Indian Overseas Bank (IOB) is gearing up to aggressively expand lending to the 14 sectors identified under the government’s production linked incentive (PLI) scheme. In an interview with Narayanan V, managing director and CEO Ajay Kumar Srivastava outlines the lending focus for the current fiscal, and how the bank aims to cushion margins amid an expected rate-cut cycle. Excerpts:

Is the sluggish credit growth in the industry a concern?

I wouldn’t directly link the slowdown in the credit growth to lack of credit demand. We are seeing a healthy traction in demand across retail, agri, MSMEs, and even corporates. I’m not referring to large corporates with credit needs of ₹1,000–2,000 crore, but there is reasonable demand from the broader corporate segment. One key reason for the moderation in the credit growth is the lack of resources. While credit has been growing at 14–15% over the past two-three years, deposit growth remains in single digit. Despite best efforts of banks, the credit-deposit gap persists due to limited deposit accretion. Although there’s no prescribed credit-to-deposit ratio, banks prefer to stay within a comfortable threshold. So, the current pace of the credit growth — especially for most banks — can be attributed to constrained availability of resources, rather than weak demand.

Deposit mobilisation has been a challenge for the industry. Has it improved?

That challenge still remains, and I believe it will continue. In IOB’s case, we may not be growing at 11–13%, but there is some growth. Based on unaudited numbers for the first quarter, I can say the growth has been good. We have surpassed most of our budgeted targets by a substantial margin. The deposit growth may stay in single digit. Last year, deposits grew by almost 10%, and that too without relying on bulk deposits. It came mainly from core retail term deposits and CASA. Currently, 95% of our deposit portfolio is retail. We have aggressively been onboarding customers and this strategy is yielding results. Over the last two years, we onboarded around 6.5 million customers and mobilised ₹21,000 crore in CASA deposits, which continues to remain with us. One of the challenges is that besides bank deposit, people now have other investment avenues.

What is your lending strategy for this year?

Retail, agriculture, MSME (RAM) and corporate together account for about 95% of our credit portfolio. Our retail book has been growing at around 17–18% year-on-year, and that will continue — there’s never really a slowdown in this segment. With the recent repo rate cut, loans have become cheaper. To further encourage borrowing, we have waived processing fees as well. In agriculture, beyond jewel loans, we have designed multiple products that cater to core agri activities. One initiative is providing loans to farmer producer organisations to promote organic farming. We have recently tied up with Amul and Richplus, Amul’s organic farming partner, to onboard 100,000 farmers for organic farming.

When it comes to large corporates, we are focusing on the 14 sectors covered under the PLI scheme.
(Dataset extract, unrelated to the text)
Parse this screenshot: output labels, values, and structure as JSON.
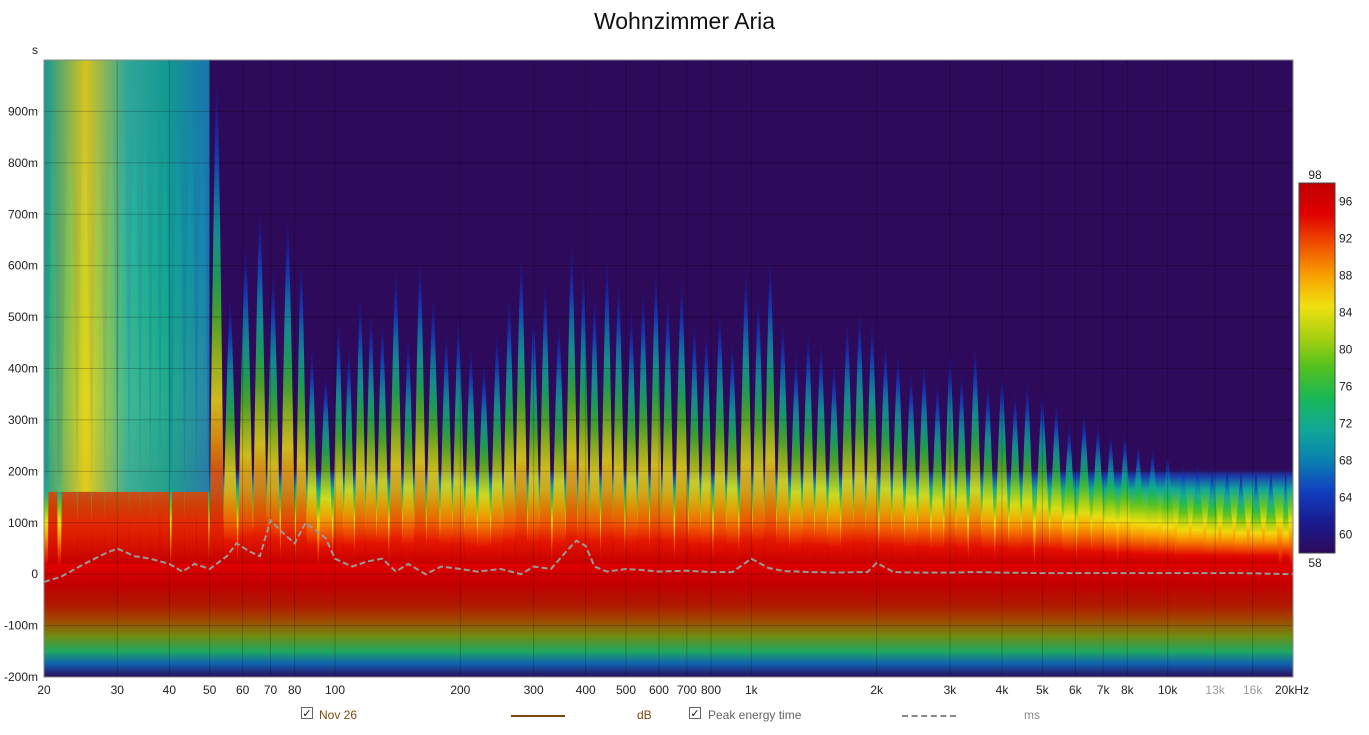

That’s our top priority. Our next focus area is infrastructure and logistics projects, including those under the Centre’s Gati Shakti programme. Many of our existing corporate clients are expanding and we are supporting their capex needs. IOB’s credit portfolio is equally distributed across the retail, agri, MSME and corporate segments, leaving no scope for any concentration risk.

How do you plan to offset the rate cut impact on margins?

Our entire retail and MSME portfolio is linked to the repo rate. In the last four months, the repo rate has been cut by nearly 1%, and the benefit has been passed on immediately to borrowers. This will have a significant impact on interest income since repo-linked loans make up for about 50% of our portfolio. We are trying to offset this by reducing deposit rates.

Secondly, we are increasing the share of marginal cost of funds-based lending rate (MCLR)-linked loans. We are gradually moving corporate and agriculture loans, which form 50% of our credit portfolio, to MCLR. Of course, MCLR loans will also have rate reduction, but it happens with a lag. For new sanctions and renewals, we hold detailed discussions with borrowers and shift them to MCLR, once there’s a consensus. So, margins will remain under stress, but I am confident we will be able to maintain them around 3%.